Über die Person des Verfassers verraten die 45 Kapitel des erhaltenen Büchleins (c. 46—52 sind byzantinische Zusätze, die nur in einem Teile der Hss. erhalten sind und auch thematisch nicht zugehören) recht wenig. Die Sprache ist ‚Allerweltsgriechisch‘ (v. Wilamowitz a. O.) und gibt keinen Anhalt für Zeit oder Schulzusammenhang des Schriftstellers. Die analysierten Mythen sind allbekannt, selten (z. B. c. 13) begegnet eine nicht alltägliche Version. Belege fehlen. Daß der euhemeristische Pragmatismus des P., dessen Ergebnisse er in der Vorrede durch ausgedehnte Reisen und persönliche Erkundung gewonnen zu haben behauptet, sich schon seit dem 5. Jhdt. verbreitet hat und auch dem Peripatos nicht fremd war (v. Wilamowitz a. O.), hat Wipprecht Progr. I. II ausführlicher begründet. In der Vorrede legt P. seinen Grundsatz dar: ‚Was einmal geschehen ist, kann auch heute geschehen.‘ Nach dieser Regel wird jede mythische Unwahrscheinlichkeit in das P. möglich Scheinende umgedeutet. Die dabei angewandte Methode [2455] hat Wipprecht Progr. I 155ff. ausführlich beleuchtet. Für seinen Grundsatz beruft sich P. auf zwei Gewährsmänner: Melissos, und Lamiskos von Samos (ἐν ἀρχῇ–λέγοντας–ἔστιν• ἃ ἐγένετο, καὶ νῦν ἔσται, so zu interpungieren); dieses Zitat mit Diels-Kranz Vors. I 276 Anm. für gefälscht zu erklären, fehlen uns die Mittel. Denn von Lamiskos wissen wir nichts, außer daß er ein Freund des Platon und des Archytas war (Diog. Laert. III 22. Plat. ep. VII 350 b), und betreffs Melissos — auf ihn wird sich wohl τὸν Σάμιον beziehen, also umzustellen sein - liegt kein Grund vor, warum er nicht gesagt haben sollte: ἐν ἀρχῇ ἔστιν‚ grundsätzlich gilt‘ κτἑ.

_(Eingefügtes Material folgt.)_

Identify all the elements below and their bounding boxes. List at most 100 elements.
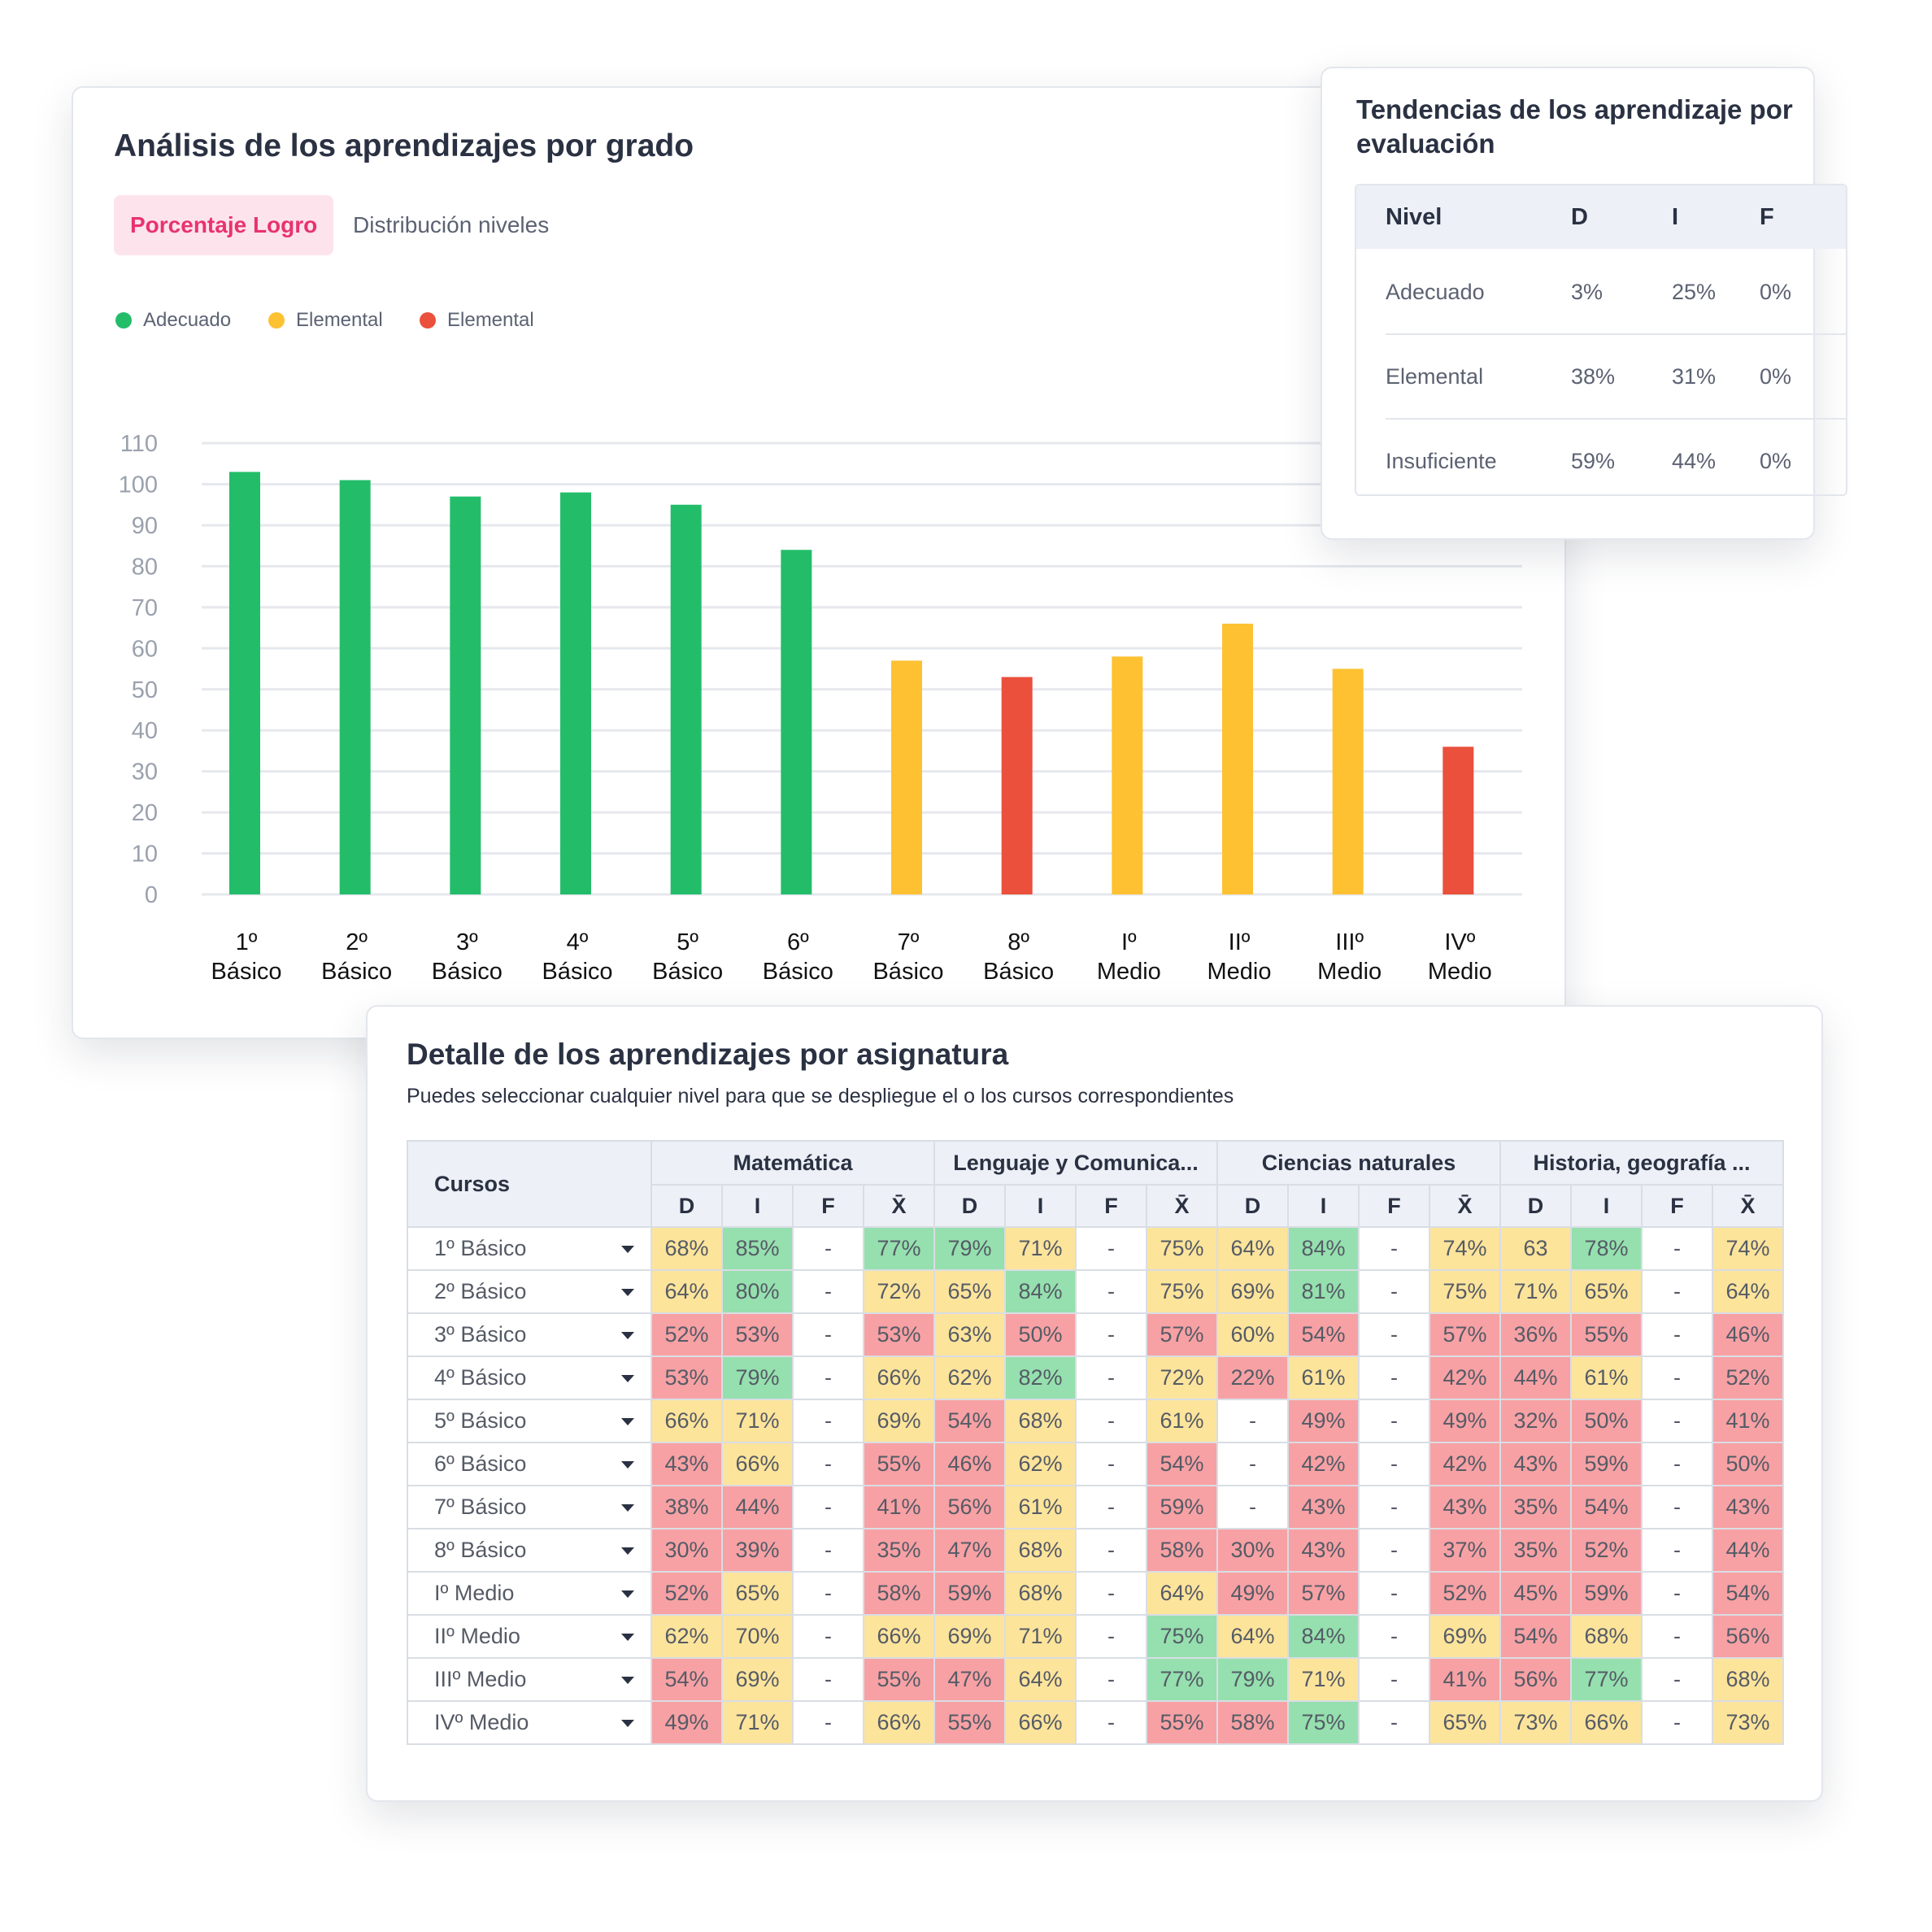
score-cell: - (1641, 1269, 1713, 1314)
course-dropdown[interactable]: 1º Básico (407, 1226, 652, 1271)
score-cell: - (792, 1399, 864, 1443)
bar[interactable] (1332, 668, 1364, 894)
table-row[interactable]: 6º Básico 43% 66% -55% 46% 62% -54% -42% -42% 43%… (407, 1442, 1784, 1486)
course-dropdown[interactable]: 8º Básico (407, 1528, 652, 1573)
y-tick-label: 110 (120, 431, 158, 457)
score-cell: - (1216, 1442, 1289, 1486)
score-cell: 58% (863, 1571, 935, 1616)
score-cell: 64% (1004, 1657, 1077, 1702)
score-cell: 50% (1004, 1312, 1077, 1357)
course-dropdown[interactable]: 6º Básico (407, 1442, 652, 1486)
score-cell: 43% (1712, 1485, 1784, 1530)
score-cell: - (1075, 1355, 1147, 1400)
score-cell: - (1075, 1226, 1147, 1271)
score-cell: 63% (933, 1312, 1006, 1357)
course-dropdown[interactable]: 5º Básico (407, 1399, 652, 1443)
legend-item-adecuado[interactable]: Adecuado (115, 309, 231, 332)
course-dropdown[interactable]: 3º Básico (407, 1312, 652, 1357)
score-cell: 84% (1287, 1226, 1360, 1271)
bar[interactable] (670, 504, 702, 894)
legend-item-elemental-red[interactable]: Elemental (420, 309, 534, 332)
table-row[interactable]: 3º Básico 52% 53% -53% 63% 50% -57% 60% 54% -57% 3… (407, 1312, 1784, 1357)
course-dropdown[interactable]: Iº Medio (407, 1571, 652, 1616)
caret-down-icon[interactable] (621, 1460, 634, 1469)
score-cell: 44% (1712, 1528, 1784, 1573)
course-label: IIIº Medio (434, 1667, 527, 1691)
score-cell: 56% (933, 1485, 1006, 1530)
score-cell: 53% (863, 1312, 935, 1357)
score-cell: 79% (721, 1355, 794, 1400)
score-cell: - (1358, 1399, 1430, 1443)
trend-d: 59% (1571, 449, 1616, 473)
table-row[interactable]: 2º Básico 64% 80% -72% 65% 84% -75% 69% 81% -75% 7… (407, 1269, 1784, 1314)
score-cell: 42% (1287, 1442, 1360, 1486)
bar[interactable] (339, 480, 371, 894)
score-cell: - (1358, 1528, 1430, 1573)
course-dropdown[interactable]: IVº Medio (407, 1700, 652, 1745)
course-dropdown[interactable]: 2º Básico (407, 1269, 652, 1314)
score-cell: - (1358, 1657, 1430, 1702)
bar[interactable] (891, 660, 922, 894)
table-row[interactable]: IIº Medio 62% 70% -66% 69% 71% -75% 64% 84% -69% 5… (407, 1614, 1784, 1659)
score-cell: - (792, 1528, 864, 1573)
bar[interactable] (229, 472, 260, 894)
bar[interactable] (1222, 624, 1253, 894)
caret-down-icon[interactable] (621, 1503, 634, 1512)
score-cell: 49% (1287, 1399, 1360, 1443)
caret-down-icon[interactable] (621, 1288, 634, 1296)
bar[interactable] (781, 550, 812, 894)
caret-down-icon[interactable] (621, 1331, 634, 1339)
course-dropdown[interactable]: 4º Básico (407, 1355, 652, 1400)
trend-f: 0% (1760, 449, 1792, 473)
table-row[interactable]: 8º Básico 30% 39% -35% 47% 68% -58% 30% 43% -37% 3… (407, 1528, 1784, 1573)
score-cell: - (1075, 1269, 1147, 1314)
x-tick-label: 3º (456, 929, 478, 955)
table-row[interactable]: 4º Básico 53% 79% -66% 62% 82% -72% 22% 61% -42% 4… (407, 1355, 1784, 1400)
score-cell: 32% (1499, 1399, 1572, 1443)
table-row[interactable]: 5º Básico 66% 71% -69% 54% 68% -61% -49% -49% 32%… (407, 1399, 1784, 1443)
table-row[interactable]: IIIº Medio 54% 69% -55% 47% 64% -77% 79% 71% -41%… (407, 1657, 1784, 1702)
bar[interactable] (560, 492, 591, 894)
score-cell: 54% (1712, 1571, 1784, 1616)
score-cell: 72% (1146, 1355, 1218, 1400)
table-row[interactable]: 1º Básico 68% 85% -77% 79% 71% -75% 64% 84% -74% 6… (407, 1226, 1784, 1271)
score-cell: 65% (933, 1269, 1006, 1314)
subcolumn-header: F (1075, 1184, 1147, 1228)
caret-down-icon[interactable] (621, 1590, 634, 1598)
bar[interactable] (450, 496, 481, 894)
bar[interactable] (1112, 656, 1143, 894)
legend-item-elemental[interactable]: Elemental (268, 309, 383, 332)
score-cell: 85% (721, 1226, 794, 1271)
subcolumn-header: I (1287, 1184, 1360, 1228)
subcolumn-header: X̄ (863, 1184, 935, 1228)
bar[interactable] (1442, 746, 1474, 894)
score-cell: 75% (1429, 1269, 1501, 1314)
table-row[interactable]: 7º Básico 38% 44% -41% 56% 61% -59% -43% -43% 35%… (407, 1485, 1784, 1530)
score-cell: 30% (1216, 1528, 1289, 1573)
score-cell: 69% (863, 1399, 935, 1443)
caret-down-icon[interactable] (621, 1547, 634, 1555)
tab-distribucion-niveles[interactable]: Distribución niveles (353, 212, 550, 237)
caret-down-icon[interactable] (621, 1719, 634, 1727)
y-tick-label: 30 (132, 759, 158, 785)
caret-down-icon[interactable] (621, 1417, 634, 1425)
caret-down-icon[interactable] (621, 1245, 634, 1253)
table-row[interactable]: Iº Medio 52% 65% -58% 59% 68% -64% 49% 57% -52% 45… (407, 1571, 1784, 1616)
bar[interactable] (1001, 677, 1033, 894)
score-cell: 42% (1429, 1442, 1501, 1486)
caret-down-icon[interactable] (621, 1633, 634, 1641)
score-cell: 57% (1287, 1571, 1360, 1616)
score-cell: 57% (1429, 1312, 1501, 1357)
score-cell: 64% (1216, 1614, 1289, 1659)
score-cell: 74% (1712, 1226, 1784, 1271)
score-cell: 72% (863, 1269, 935, 1314)
score-cell: 64% (1216, 1226, 1289, 1271)
tab-porcentaje-logro[interactable]: Porcentaje Logro (114, 195, 334, 255)
table-row[interactable]: IVº Medio 49% 71% -66% 55% 66% -55% 58% 75% -65% 7… (407, 1700, 1784, 1745)
legend-dot-icon (268, 312, 285, 329)
course-dropdown[interactable]: 7º Básico (407, 1485, 652, 1530)
course-dropdown[interactable]: IIIº Medio (407, 1657, 652, 1702)
caret-down-icon[interactable] (621, 1374, 634, 1382)
course-dropdown[interactable]: IIº Medio (407, 1614, 652, 1659)
caret-down-icon[interactable] (621, 1676, 634, 1684)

Das Büchlein des P.‚ das uns heute wegen seines unsagbar platten Rationalismus nur noch als Zeugnis einer schwer verständlichen Phase des antiken Denkens von Bedeutung ist, wurde bis in das 18. Jhdt. viel gelesen und beachtet (Wipprecht Diss. 5. Schrader 1).

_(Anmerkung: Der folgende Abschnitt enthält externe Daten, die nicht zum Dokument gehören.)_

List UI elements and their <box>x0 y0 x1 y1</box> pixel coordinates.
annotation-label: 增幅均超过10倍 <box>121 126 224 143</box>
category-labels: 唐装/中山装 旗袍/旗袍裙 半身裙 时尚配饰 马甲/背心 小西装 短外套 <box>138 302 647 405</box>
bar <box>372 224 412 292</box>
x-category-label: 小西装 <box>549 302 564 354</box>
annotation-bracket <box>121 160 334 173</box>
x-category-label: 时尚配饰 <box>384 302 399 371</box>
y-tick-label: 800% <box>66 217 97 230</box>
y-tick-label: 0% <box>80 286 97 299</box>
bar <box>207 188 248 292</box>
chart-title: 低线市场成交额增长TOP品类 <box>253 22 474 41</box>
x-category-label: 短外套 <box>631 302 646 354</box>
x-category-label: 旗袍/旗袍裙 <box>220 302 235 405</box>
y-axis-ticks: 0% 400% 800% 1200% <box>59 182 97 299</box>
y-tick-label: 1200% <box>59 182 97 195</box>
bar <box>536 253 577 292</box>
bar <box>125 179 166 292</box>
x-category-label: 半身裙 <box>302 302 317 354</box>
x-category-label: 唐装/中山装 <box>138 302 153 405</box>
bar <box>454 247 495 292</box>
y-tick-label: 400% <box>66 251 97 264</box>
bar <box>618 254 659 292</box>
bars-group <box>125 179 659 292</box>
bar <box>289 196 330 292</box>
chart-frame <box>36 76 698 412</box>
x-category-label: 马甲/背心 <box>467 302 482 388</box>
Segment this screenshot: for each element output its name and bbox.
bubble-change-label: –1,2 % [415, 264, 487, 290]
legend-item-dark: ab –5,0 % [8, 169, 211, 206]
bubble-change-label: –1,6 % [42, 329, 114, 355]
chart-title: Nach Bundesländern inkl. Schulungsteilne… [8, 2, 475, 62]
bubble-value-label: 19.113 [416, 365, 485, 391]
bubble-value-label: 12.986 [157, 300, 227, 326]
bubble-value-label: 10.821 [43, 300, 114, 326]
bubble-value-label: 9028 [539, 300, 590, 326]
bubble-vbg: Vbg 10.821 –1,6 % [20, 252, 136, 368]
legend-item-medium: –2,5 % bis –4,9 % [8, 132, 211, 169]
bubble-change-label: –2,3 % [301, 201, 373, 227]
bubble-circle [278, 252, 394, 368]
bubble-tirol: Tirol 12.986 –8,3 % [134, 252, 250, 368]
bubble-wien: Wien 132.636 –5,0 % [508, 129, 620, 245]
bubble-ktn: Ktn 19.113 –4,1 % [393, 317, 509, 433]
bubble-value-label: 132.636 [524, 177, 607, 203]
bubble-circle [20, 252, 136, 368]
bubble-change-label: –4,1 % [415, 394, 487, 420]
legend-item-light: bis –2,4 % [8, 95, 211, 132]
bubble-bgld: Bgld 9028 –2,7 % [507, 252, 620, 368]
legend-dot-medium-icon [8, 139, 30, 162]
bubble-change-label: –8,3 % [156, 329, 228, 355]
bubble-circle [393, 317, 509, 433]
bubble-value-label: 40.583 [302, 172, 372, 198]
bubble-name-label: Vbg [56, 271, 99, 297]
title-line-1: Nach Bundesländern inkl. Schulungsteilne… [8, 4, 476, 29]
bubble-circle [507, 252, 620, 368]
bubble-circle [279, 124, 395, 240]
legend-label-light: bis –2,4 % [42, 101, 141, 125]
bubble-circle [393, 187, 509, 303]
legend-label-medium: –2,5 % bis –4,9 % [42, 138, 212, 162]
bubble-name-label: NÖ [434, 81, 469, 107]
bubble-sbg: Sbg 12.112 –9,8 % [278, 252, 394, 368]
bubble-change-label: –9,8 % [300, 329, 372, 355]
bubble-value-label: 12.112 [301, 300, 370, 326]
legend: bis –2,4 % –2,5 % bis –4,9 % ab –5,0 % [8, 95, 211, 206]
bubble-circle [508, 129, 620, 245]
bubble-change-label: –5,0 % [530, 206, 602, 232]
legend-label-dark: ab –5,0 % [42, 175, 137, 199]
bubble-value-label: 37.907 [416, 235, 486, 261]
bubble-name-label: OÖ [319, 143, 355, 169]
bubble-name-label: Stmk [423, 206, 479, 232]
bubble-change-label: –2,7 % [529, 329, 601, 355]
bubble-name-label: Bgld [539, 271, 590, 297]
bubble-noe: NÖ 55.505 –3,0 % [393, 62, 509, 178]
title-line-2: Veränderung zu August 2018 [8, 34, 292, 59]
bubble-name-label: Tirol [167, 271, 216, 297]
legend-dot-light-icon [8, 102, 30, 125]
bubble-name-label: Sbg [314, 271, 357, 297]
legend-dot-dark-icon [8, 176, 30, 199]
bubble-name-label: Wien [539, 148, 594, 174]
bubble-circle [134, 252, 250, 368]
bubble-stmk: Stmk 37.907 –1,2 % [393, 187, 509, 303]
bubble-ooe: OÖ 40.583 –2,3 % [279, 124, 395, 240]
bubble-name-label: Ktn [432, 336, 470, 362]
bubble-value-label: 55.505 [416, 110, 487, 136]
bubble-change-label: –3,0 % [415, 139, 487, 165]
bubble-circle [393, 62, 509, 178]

Literatur. 1) Ausgabe: Palaephati περὶ Απίστων ed. Nicolaus Festa = Mythographi Graeci III 2, Lpz. 1902. 2) Susemihl II 54—57. N. Festa Intorno all’ opuscolo di Palefato de incredibilibus, Firenze-Roma 1890. F. Wipprecht Quaestiones Palaephateae, Diss. Heidelb. 1892. Joh. Schrader Palaephatea, Diss. Berl. 1893. Festa Stud. it. fil. cl. IV (1896) 225-256; proleg. d. Ausg, XXXII—LII. Wipprecht Zur Entwicklung der rationalen Mythendeutung bei den Griechen, Progr. Donaueschingen I (1902). II (1908). Schmid-Stälin⁶ II 1, 433f.